この御射鹿池を一躍有名にしたのは、東山魁夷画伯の「緑響く」(1982、長野県信濃美術館・東山魁夷館収蔵)。
かつて吉永小百合さんの某液晶薄型テレビのCMにも使われた、あの名画です。
「緑響く」は御射鹿池をモチーフにしたと言われ、“白馬シリーズ”と呼ばれる一連の作品の中での代表作になります。

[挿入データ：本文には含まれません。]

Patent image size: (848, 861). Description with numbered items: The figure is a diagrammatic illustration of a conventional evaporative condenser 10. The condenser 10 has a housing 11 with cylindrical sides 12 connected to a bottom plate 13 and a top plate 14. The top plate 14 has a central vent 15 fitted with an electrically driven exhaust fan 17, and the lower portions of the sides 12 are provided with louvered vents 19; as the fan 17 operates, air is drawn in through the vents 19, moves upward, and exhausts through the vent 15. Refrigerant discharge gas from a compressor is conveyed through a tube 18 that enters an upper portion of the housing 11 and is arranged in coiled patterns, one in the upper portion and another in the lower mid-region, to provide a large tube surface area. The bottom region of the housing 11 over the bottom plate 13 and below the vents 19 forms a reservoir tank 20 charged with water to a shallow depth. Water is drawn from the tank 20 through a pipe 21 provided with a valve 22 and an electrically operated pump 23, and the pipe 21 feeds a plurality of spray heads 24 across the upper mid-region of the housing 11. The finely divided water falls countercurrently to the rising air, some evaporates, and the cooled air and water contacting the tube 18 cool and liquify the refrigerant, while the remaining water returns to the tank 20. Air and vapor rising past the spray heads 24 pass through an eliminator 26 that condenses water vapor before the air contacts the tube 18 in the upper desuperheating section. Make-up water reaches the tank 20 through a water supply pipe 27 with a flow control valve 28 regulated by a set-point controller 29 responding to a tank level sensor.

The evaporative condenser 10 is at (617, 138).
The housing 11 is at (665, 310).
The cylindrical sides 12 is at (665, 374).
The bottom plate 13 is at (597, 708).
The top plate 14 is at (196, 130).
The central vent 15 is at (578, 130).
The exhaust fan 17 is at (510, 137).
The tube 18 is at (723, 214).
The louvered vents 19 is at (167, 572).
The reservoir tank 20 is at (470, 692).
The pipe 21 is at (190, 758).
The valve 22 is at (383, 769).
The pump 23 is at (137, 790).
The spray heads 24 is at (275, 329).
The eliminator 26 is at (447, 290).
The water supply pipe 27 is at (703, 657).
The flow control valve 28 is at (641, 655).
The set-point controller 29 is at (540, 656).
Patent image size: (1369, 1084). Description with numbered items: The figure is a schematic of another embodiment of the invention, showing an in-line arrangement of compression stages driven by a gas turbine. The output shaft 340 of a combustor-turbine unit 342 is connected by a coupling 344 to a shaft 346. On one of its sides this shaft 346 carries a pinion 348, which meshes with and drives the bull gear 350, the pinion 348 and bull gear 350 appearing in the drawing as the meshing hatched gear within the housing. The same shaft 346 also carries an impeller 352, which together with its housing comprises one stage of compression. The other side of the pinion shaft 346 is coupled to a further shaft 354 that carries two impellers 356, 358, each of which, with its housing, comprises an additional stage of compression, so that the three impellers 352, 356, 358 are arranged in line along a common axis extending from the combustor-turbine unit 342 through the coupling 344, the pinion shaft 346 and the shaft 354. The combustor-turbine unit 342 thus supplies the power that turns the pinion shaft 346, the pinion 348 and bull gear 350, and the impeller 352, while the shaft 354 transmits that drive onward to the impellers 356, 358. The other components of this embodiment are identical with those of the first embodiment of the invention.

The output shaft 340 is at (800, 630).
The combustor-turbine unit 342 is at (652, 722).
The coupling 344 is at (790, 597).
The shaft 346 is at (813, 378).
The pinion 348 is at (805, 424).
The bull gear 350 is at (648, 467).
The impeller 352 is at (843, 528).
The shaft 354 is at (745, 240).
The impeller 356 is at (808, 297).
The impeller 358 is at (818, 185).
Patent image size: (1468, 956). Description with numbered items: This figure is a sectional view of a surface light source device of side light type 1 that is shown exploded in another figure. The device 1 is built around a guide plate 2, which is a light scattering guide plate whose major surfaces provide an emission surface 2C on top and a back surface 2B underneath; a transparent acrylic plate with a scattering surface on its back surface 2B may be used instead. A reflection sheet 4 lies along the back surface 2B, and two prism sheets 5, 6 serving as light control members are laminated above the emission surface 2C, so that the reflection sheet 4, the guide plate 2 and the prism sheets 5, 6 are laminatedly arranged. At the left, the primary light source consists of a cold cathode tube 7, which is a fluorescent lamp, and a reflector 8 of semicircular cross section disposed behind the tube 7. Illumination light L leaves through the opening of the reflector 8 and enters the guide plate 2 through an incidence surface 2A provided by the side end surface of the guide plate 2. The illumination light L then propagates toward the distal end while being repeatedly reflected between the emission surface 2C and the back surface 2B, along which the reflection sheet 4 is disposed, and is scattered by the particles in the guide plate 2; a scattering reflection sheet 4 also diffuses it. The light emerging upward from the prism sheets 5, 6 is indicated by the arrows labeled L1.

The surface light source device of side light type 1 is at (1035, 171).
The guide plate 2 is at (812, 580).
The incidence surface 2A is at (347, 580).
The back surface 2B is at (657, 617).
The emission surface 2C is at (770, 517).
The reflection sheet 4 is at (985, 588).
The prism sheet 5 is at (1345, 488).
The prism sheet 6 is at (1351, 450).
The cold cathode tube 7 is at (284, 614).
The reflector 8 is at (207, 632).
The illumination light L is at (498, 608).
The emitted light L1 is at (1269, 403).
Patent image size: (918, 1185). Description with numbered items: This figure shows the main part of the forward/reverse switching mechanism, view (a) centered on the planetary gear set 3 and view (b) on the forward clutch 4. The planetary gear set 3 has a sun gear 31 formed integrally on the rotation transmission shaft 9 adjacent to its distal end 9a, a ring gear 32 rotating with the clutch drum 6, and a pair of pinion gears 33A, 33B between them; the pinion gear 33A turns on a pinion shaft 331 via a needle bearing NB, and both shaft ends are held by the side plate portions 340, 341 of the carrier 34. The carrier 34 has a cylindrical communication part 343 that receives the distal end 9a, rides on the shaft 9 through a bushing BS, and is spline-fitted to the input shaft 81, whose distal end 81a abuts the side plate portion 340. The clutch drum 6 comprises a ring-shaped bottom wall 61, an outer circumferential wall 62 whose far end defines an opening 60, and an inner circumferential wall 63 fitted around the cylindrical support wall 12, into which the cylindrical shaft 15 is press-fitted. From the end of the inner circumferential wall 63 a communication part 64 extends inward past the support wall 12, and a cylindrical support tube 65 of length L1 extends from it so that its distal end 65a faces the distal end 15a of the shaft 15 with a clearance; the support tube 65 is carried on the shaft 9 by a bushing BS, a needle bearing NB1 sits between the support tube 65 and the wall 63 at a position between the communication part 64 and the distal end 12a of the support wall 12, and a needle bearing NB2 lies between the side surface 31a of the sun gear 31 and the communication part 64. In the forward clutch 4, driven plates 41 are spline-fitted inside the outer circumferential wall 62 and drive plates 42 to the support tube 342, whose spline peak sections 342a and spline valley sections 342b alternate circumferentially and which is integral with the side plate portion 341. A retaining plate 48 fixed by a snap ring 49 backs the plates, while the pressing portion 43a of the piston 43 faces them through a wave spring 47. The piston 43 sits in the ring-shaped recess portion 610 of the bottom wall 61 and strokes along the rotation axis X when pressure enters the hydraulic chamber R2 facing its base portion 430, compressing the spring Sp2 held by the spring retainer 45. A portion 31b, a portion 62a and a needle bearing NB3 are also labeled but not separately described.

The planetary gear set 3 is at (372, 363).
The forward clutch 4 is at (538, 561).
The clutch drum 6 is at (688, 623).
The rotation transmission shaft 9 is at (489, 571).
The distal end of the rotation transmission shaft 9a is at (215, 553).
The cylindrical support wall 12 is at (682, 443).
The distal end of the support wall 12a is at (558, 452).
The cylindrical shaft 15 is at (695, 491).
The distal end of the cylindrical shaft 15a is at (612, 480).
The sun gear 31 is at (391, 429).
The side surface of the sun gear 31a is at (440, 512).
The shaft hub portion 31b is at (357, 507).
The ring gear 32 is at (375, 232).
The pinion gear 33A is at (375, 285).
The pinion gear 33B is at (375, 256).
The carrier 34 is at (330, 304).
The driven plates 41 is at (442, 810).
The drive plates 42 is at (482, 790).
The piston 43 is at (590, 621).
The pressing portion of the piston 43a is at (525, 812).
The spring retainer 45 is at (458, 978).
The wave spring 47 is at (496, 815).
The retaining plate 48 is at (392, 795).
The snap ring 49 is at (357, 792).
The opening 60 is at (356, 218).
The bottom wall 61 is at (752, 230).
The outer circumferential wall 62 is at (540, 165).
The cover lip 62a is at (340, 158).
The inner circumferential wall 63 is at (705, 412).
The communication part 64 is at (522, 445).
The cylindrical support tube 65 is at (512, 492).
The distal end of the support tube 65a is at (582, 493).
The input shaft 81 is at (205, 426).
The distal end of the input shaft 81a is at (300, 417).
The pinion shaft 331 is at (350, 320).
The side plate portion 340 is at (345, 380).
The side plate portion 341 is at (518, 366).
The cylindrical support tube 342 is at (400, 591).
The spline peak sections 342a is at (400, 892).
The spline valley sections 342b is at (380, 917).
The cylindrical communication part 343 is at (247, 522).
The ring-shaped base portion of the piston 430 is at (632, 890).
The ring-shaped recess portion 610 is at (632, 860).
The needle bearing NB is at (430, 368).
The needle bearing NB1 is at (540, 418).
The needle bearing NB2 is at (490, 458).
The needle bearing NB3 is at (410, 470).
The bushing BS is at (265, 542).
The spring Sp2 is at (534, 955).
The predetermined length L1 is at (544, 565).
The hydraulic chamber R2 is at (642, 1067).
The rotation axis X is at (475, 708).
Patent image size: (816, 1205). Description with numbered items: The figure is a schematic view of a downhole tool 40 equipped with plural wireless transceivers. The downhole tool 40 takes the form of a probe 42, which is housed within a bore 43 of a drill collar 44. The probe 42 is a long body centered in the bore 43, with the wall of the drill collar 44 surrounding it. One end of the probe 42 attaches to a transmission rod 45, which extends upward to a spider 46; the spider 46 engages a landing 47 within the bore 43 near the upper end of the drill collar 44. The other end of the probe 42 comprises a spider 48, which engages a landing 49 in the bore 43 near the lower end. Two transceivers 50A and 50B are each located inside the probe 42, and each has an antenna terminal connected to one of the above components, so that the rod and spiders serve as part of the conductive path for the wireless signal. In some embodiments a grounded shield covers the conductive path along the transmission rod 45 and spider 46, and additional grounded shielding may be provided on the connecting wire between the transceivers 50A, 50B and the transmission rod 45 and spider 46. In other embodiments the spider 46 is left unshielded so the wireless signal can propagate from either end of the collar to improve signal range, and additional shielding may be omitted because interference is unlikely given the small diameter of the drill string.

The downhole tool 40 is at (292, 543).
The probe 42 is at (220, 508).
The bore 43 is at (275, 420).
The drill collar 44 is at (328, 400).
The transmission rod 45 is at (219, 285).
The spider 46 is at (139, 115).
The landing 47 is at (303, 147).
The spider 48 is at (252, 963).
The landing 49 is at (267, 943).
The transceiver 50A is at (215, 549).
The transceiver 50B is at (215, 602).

その幻想的な緑の景色をひと目見たくて、金曜26時に佐久~望月~白樺湖~北山経由で一路奥蓼科へ。
(最近の週末、何だかんだでほとんど寝てません・・・^^;)
白樺湖に影を落とす夜明けの蓼科山、西から望む八ヶ岳連峰のシルエットを楽しみながら、5時に御射鹿池到着。
自分はさておき(最近こればかり)、世のアマチュアカメラマンとは恐ろしいもの。
畔では先客が一人、既に三脚を立ててパチリパチリと撮影しておりました。
車を見れば群馬ナンバー、親近感を持って(笑)挨拶を交わし、早速私も名画に描かれたアングルを確認。

「・・・」 (← しばし絶句中)

森の深い緑と、それをそっくりシンメトリーに映す鏡のような水面。
吸い込まれるそうになる幽玄閑寂な光景は、見るものにちょっとした恐怖感すら抱かせます。
取り囲む森の木々、程よい池の面積、底の苔が鏡面効果に作用するようで、陽の低い朝夕であれば、
まさに「緑響く」の景色を目の当たりにすることができます。
「これで白馬が出てきたら絵のまんまだなぁ」と思っていると、堤防の上にひょっこりと鹿の子模様の浮いたニホンジカが。

「・・・」 (← 再度絶句中)

神のいたずらとも思える自然の幻想的な演出、これには鳥肌が立ちました・・・

絶句と鳥肌ものの美しさ。
紅葉の季節もぜひまた訪ねたいと思わせる御射鹿池なのでした。

※ 画像は全てクリックで拡大します。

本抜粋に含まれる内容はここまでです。